Takip Edin

Sektörel Gündem

Yılın ilk 2 ayında makine ihracatı 4,4 milyar dolara yükseldi

Türkiye’nin makine ihracatı yılın ilk 2 ayında geçen yılın aynı dönemine göre yüzde 13 artarak 4,4 milyar dolara yükseldi.

Yayınlanma tarihi

-

Makine İhracatçıları Birliği (MAİB) verilerine göre, ocak ayına yüzde 20,1 artışla başlayan ve 2,1 milyar dolarlık ihracatla tüm zamanların rekorunu kıran sektör, başarısını şubatta da devam ettirdi.

Deprem bölgesinin ihtiyaç duyduğu tüm makine ve teçhizatı bölge için seferber eden makine sektörü, şubatta geçen yılın aynı dönemine göre ihracatını yüzde 7,1 artırdı. İlk 2 ay birlikte düşünüldüğünde sektörün ihracatı yüzde 13 artışla 4,4 milyar dolara yükselmiş oldu. Söz konusu rakam tüm zamanların en yüksek ocak-şubat ihracatı olarak kayıtlara geçti.
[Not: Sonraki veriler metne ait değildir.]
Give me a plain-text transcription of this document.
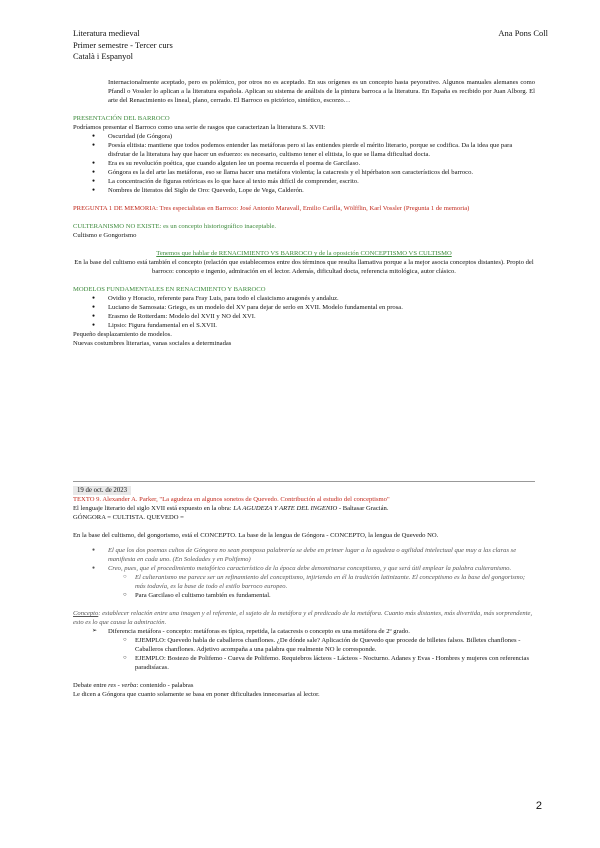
Literatura medieval
Primer semestre - Tercer curs
Català i Espanyol
Ana Pons Coll

Internacionalmente aceptado, pero es polémico, por otros no es aceptado. En sus orígenes es un concepto hasta peyorativo. Algunos manuales alemanes como Pfandl o Vossler lo aplican a la literatura española. Aplican su sistema de análisis de la pintura barroca a la literatura. En España es recibido por Juan Alborg. El arte del Renacimiento es lineal, plano, cerrado. El Barroco es pictórico, sintético, escorzo…

PRESENTACIÓN DEL BARROCO

Podríamos presentar el Barroco como una serie de rasgos que caracterizan la literatura S. XVII:

● Oscuridad (de Góngora)
● Poesía elitista: mantiene que todos podemos entender las metáforas pero si las entiendes pierde el mérito literario, porque se codifica. Da la idea que para disfrutar de la literatura hay que hacer un esfuerzo: es necesario, cultismo tener el elitista, lo que se llama dificultad docta.
● Era es su revolución poética, que cuando alguien lee un poema recuerda el poema de Garcilaso.
● Góngora es la del arte las metáforas, eso se llama hacer una metáfora violenta; la catacresis y el hipérbaton son característicos del barroco.
● La concentración de figuras retóricas es lo que hace al texto más difícil de comprender, escrito.
● Nombres de literatos del Siglo de Oro: Quevedo, Lope de Vega, Calderón.

PREGUNTA 1 DE MEMORIA: Tres especialistas en Barroco: José Antonio Maravall, Emilio Carilla, Wölfflin, Karl Vossler (Pregunta 1 de memoria)

CULTERANISMO NO EXISTE: es un concepto historiográfico inaceptable.

Cultismo e Gongorismo

Tenemos que hablar de RENACIMIENTO VS BARROCO y de la oposición CONCEPTISMO VS CULTISMO

En la base del cultismo está también el concepto (relación que establecemos entre dos términos que resulta llamativa porque a la mejor asocia conceptos distantes). Propio del barroco: concepto e ingenio, admiración en el lector. Además, dificultad docta, referencia mitológica, autor clásico.

MODELOS FUNDAMENTALES EN RENACIMIENTO Y BARROCO

● Ovidio y Horacio, referente para Fray Luis, para todo el clasicismo aragonés y andaluz.
● Luciano de Samosata: Griego, es un modelo del XV para dejar de serlo en XVII. Modelo fundamental en prosa.
● Erasmo de Rotterdam: Modelo del XVII y NO del XVI.
● Lipsio: Figura fundamental en el S.XVII.

Pequeño desplazamiento de modelos.

Nuevas costumbres literarias, vanas sociales a determinadas

19 de oct. de 2023

TEXTO 9. Alexander A. Parker, "La agudeza en algunos sonetos de Quevedo. Contribución al estudio del conceptismo"

El lenguaje literario del siglo XVII está expuesto en la obra: LA AGUDEZA Y ARTE DEL INGENIO - Baltasar Gracián.

GÓNGORA = CULTISTA. QUEVEDO =

En la base del cultismo, del gongorismo, está el CONCEPTO. La base de la lengua de Góngora - CONCEPTO, la lengua de Quevedo NO.

● El que los dos poemas cultos de Góngora no sean pomposa palabrería se debe en primer lugar a la agudeza o agilidad intelectual que muy a las claras se manifiesta en cada uno. (En Soledades y en Polifemo)
● Creo, pues, que el procedimiento metafórico característico de la época debe denominarse conceptismo, y que será útil emplear la palabra culteranismo.
○ El culteranismo me parece ser un refinamiento del conceptismo, injiriendo en él la tradición latinizante. El conceptismo es la base del gongorismo; más todavía, es la base de todo el estilo barroco europeo.
○ Para Garcilaso el cultismo también es fundamental.

Concepto: establecer relación entre una imagen y el referente, el sujeto de la metáfora y el predicado de la metáfora. Cuanto más distantes, más divertida, más sorprendente, esto es lo que causa la admiración.

➢ Diferencia metáfora - concepto: metáforas es típica, repetida, la catacresis o concepto es una metáfora de 2º grado.
○ EJEMPLO: Quevedo habla de caballeros chanflones. ¿De dónde sale? Aplicación de Quevedo que procede de billetes falsos. Billetes chanflones - Caballeros chanflones. Adjetivo acompaña a una palabra que realmente NO le corresponde.
○ EJEMPLO: Bostezo de Polifemo - Cueva de Polifemo. Requiebros lácteos - Lácteos - Nocturno. Adanes y Evas - Hombres y mujeres con referencias paradisíacas.

Debate entre res - verba: contenido - palabras

Le dicen a Góngora que cuanto solamente se basa en poner dificultades innecesarias al lector.

2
Bu dönemde ihracat artışı Rusya’da yüzde 170, ABD’de yüzde 40 olarak gerçekleşti. Almanya, Rusya ve ABD’ye toplam ihracat 1 milyar doları aştı.

“Tüm imkanlarımızı deprem bölgesi için seferber ettik”

Makine İhracatçıları Birliği Başkanı Kutlu Karavelioğlu, AA muhabirine yaptığı değerlendirmede, depremin yaralarını sarmak ve bölgeye destek vermek için seferber oldukları bir ayın sonunda dahi ihracat artışı gerçekleştirdiklerini söyledi.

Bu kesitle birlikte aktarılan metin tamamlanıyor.